Thanks for the link, but I’m still not sure who to contact. Apparently I’m supposed to know who is “my MEP”, but I don’t. How to?
Might depend on your country, but for Germany there are no direct candidates that we votes for. Everybody hat one vote one could give to a party, which had presented a list of people for the election. At the end the party then send the first x people of that list, according to how many of the German representatives were to be send by that party.
So, effectively all MEP which are German are “my” MEP. Or just the party I voted for if I want to be exclusive.
the proposed text would mandate the implementation of surveillance bugs
And they call it 2.0? I’ve never seen such a blatant example of version number inflation. It should be called 0.2a, as it’s nowhere near ready for release and full of bugs.

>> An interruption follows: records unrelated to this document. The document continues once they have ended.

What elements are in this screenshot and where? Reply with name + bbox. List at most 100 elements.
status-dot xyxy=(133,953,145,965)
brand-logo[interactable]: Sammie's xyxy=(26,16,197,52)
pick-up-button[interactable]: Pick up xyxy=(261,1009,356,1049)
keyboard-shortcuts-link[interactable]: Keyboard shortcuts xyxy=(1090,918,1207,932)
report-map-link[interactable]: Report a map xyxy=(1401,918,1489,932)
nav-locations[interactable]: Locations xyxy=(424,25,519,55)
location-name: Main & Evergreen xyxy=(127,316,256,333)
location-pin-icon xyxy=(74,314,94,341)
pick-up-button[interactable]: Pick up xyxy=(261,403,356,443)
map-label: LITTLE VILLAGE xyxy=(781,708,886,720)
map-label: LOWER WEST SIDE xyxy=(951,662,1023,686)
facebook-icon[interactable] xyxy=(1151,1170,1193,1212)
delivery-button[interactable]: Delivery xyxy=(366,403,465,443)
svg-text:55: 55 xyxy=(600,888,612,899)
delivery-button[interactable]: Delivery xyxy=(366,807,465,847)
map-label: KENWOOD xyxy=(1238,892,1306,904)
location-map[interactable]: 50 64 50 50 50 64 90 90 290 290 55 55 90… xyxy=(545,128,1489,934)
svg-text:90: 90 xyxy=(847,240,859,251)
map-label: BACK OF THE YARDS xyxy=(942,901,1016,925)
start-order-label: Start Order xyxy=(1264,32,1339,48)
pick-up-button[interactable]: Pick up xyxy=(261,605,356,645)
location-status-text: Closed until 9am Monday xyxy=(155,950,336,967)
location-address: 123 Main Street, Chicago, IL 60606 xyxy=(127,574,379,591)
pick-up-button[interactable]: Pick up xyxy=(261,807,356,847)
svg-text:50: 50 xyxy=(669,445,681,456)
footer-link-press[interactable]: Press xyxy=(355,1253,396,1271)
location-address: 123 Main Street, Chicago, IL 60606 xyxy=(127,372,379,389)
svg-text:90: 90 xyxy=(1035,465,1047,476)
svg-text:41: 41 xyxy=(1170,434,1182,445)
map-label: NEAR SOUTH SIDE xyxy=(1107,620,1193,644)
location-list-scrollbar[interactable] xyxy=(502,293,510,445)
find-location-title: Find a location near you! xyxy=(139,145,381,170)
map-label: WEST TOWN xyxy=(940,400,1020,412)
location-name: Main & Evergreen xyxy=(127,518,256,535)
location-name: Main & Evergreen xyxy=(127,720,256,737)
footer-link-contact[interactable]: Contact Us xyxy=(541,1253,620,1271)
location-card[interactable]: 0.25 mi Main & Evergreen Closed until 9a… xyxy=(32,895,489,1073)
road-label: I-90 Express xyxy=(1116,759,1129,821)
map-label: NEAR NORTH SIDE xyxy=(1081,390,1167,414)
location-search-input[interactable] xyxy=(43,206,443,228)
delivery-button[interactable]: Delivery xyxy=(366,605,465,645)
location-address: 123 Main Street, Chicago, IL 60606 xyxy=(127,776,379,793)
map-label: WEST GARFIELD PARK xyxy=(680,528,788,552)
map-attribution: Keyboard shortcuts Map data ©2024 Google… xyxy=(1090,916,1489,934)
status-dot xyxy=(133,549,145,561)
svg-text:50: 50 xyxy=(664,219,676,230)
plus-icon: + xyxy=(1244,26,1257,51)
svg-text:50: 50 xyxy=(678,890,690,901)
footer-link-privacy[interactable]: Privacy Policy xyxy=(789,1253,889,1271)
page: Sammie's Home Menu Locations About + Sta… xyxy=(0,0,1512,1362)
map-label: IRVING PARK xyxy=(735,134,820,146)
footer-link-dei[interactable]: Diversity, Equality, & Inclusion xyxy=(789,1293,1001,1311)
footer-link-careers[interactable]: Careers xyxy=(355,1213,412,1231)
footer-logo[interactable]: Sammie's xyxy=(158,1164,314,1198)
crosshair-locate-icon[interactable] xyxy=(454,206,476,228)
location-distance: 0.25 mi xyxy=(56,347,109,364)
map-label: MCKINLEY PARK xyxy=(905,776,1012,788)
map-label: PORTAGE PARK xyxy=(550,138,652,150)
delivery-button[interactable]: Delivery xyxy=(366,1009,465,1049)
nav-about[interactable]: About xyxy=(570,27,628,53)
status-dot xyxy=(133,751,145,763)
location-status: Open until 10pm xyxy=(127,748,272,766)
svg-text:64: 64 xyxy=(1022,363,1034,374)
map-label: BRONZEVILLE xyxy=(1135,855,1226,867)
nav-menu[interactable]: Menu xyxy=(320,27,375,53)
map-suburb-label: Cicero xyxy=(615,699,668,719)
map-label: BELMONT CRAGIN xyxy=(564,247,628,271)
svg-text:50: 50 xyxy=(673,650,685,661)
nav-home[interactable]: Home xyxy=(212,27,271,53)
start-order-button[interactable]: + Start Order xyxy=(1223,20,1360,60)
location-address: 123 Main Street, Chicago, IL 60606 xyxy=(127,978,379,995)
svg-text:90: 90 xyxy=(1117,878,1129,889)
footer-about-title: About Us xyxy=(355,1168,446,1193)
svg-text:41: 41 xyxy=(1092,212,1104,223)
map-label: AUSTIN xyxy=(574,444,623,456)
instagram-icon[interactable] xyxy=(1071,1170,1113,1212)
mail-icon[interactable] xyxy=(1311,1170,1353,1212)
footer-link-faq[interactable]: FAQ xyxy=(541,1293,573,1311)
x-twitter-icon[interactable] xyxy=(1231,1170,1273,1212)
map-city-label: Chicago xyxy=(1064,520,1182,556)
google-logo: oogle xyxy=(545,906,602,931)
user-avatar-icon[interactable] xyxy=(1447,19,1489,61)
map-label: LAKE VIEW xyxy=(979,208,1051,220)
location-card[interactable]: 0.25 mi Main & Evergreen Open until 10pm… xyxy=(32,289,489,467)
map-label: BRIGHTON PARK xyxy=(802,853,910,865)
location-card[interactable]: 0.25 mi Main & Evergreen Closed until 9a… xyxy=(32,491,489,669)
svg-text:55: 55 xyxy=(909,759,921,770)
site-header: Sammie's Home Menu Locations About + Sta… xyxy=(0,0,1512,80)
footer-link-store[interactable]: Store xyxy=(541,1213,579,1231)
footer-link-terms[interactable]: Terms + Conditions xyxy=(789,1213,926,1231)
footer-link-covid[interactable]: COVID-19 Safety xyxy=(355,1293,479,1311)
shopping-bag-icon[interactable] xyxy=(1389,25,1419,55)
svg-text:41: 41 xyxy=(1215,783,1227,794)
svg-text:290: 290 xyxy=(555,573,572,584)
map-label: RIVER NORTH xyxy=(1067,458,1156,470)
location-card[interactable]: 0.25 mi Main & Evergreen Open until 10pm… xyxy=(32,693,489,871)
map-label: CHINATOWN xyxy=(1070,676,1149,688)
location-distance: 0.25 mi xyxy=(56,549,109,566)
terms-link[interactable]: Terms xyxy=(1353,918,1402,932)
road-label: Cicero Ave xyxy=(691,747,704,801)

Are they proposing opening every letter that goes in the mail too? And checking every memory card that gets sent?
Reminds me of this: The Post Office Is Spying on the Mail. Senators Want to Stop It: The USPS carries out warrantless surveillance on thousands of parcels every year. Lawmakers are working to end it—right now by Dell Cameron in Wired.
To initiate this surveillance, the department or agency has at least one hurdle to climb. First, they must submit the request in writing. Then … well, nothing. That is the entire hurdle.
Edit. Note: this is just the exterior of the mail that’s scanned.